Y'know, things like a 35 hour work week.
Germany has provided a very clear example of how to create a growing industrial economy with a trade surplus. Relatively tight credit, relatively flexible labor markets, and relatively sane fiscal policy. The funny part is that Germany's policies aren't really all that marvelous -- they're just better than the others'.
It is only up to the French (and the Italians, Greeks, Spaniards, and Portugese) to emulate it. That they don't want to is all you need to know.
It all has the fringe benefit of controlling inflation. It is rising wages and domestic prices due to monetary inflation that make cheaper foreign goods more attractive leading to trade deficits. The Germans (and the Japanese by the way) understand this very well.
Recalling the old saw from Margaret Thatcher that socialism works until they run out of other people’s money, now some people are finding out how hard life is going to be when the future they have worked so hard to achieve has finally arrived.
Not inevitable at all, IMHO. The article provides no supporting evidence for this assertion.
"Germany has overplayed its hand badly and will face a whirlwind diplomatic retribution".

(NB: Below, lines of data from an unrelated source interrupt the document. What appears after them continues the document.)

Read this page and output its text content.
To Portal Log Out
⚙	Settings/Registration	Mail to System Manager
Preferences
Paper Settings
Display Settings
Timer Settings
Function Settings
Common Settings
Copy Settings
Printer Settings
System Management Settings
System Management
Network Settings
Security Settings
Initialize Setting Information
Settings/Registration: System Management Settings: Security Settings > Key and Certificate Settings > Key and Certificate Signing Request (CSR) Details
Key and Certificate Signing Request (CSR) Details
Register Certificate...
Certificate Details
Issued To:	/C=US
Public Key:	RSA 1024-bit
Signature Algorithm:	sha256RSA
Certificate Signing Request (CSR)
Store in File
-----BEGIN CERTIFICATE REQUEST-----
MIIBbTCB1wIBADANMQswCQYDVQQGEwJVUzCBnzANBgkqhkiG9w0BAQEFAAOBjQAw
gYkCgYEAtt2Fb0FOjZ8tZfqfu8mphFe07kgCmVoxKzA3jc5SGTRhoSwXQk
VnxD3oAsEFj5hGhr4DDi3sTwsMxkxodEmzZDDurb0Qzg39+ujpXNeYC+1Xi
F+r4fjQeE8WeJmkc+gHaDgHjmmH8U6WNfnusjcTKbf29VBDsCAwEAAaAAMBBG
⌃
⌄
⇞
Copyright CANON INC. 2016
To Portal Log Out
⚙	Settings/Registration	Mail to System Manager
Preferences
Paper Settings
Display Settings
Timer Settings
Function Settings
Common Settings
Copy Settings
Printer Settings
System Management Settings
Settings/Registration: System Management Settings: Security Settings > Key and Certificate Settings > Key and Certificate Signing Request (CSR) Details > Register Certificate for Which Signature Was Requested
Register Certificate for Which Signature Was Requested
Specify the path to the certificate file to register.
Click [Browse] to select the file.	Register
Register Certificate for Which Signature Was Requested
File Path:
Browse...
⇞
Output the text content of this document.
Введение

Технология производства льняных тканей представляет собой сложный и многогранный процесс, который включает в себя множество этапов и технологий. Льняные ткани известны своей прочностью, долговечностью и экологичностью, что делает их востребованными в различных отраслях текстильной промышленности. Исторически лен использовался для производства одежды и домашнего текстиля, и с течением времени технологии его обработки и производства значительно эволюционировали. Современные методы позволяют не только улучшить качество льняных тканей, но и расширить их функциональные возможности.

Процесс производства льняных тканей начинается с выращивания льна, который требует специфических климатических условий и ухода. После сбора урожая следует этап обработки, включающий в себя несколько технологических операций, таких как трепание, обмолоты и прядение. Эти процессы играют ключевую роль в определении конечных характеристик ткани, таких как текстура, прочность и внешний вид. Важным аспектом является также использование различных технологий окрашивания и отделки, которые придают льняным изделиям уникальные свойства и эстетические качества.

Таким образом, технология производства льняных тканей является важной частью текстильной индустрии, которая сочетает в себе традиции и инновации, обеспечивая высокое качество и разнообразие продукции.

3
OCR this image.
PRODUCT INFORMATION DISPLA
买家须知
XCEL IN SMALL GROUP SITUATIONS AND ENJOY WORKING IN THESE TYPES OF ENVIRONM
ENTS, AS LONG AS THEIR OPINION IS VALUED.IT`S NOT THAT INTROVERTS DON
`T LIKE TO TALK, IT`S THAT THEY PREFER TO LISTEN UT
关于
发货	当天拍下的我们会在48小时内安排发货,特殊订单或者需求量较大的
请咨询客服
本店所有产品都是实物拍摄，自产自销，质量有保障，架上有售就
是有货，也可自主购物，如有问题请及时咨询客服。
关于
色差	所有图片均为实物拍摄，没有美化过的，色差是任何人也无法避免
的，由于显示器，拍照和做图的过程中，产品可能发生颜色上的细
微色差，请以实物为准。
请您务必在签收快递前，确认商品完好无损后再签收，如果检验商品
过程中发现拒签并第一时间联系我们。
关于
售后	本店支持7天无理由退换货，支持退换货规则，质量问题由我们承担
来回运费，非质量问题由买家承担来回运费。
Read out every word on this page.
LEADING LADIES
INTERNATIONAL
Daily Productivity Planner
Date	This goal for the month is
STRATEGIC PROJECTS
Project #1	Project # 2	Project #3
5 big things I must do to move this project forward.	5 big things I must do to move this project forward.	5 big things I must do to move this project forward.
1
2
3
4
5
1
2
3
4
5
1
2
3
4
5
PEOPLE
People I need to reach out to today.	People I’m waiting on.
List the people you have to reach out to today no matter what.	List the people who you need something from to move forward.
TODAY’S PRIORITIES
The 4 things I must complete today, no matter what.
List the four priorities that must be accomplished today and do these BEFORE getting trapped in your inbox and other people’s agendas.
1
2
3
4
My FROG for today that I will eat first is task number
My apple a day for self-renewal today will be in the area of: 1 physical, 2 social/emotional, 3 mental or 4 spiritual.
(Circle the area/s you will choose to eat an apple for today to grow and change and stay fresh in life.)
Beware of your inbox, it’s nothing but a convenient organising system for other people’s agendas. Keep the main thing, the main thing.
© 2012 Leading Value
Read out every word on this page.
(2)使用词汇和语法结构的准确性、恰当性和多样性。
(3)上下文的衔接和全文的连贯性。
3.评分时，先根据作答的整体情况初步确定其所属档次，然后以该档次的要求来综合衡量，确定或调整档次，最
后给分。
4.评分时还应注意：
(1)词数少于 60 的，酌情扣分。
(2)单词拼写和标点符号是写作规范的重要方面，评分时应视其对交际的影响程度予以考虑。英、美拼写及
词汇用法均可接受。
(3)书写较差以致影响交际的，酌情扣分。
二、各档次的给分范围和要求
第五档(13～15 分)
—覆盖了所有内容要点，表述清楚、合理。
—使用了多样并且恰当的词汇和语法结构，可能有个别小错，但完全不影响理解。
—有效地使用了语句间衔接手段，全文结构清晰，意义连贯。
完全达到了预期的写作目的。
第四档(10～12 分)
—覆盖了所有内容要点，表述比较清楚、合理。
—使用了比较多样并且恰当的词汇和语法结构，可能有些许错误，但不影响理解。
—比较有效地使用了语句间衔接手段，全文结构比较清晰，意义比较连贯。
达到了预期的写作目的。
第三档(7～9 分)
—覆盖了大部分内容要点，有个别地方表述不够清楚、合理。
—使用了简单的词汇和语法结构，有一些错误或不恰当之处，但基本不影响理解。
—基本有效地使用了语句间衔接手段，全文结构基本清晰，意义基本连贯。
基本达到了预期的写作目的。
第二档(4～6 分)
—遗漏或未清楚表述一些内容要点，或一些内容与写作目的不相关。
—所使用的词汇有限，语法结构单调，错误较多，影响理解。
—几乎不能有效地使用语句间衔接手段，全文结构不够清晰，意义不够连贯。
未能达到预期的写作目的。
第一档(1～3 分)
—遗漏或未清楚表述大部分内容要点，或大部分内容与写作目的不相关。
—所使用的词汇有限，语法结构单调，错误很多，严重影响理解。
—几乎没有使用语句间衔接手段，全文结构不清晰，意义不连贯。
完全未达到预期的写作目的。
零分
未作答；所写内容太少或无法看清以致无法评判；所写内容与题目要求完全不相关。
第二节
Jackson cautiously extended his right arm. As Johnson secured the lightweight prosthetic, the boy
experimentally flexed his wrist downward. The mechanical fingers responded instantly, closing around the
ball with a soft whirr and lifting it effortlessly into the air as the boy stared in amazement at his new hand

On the contrary, money talks, not diplomacy. Colbert himself said:
"It is simply, and solely, the abundance of money within a state [which] makes the difference in its grandeur and power."
AEP calls all those who insist that Europe lives within its means "pub bores" with "an old meme".
Germany will not pay for profligacy of the Latin and Greek states no matter how old the "meme" becomes.
Germany is a single non-leftist (at least the Western states(lands) nation left in Europe. it is not surprising they are winning competition.
Of course, others are to blame Germany for their own faults but it has nothing to do with another unfriendly takeover.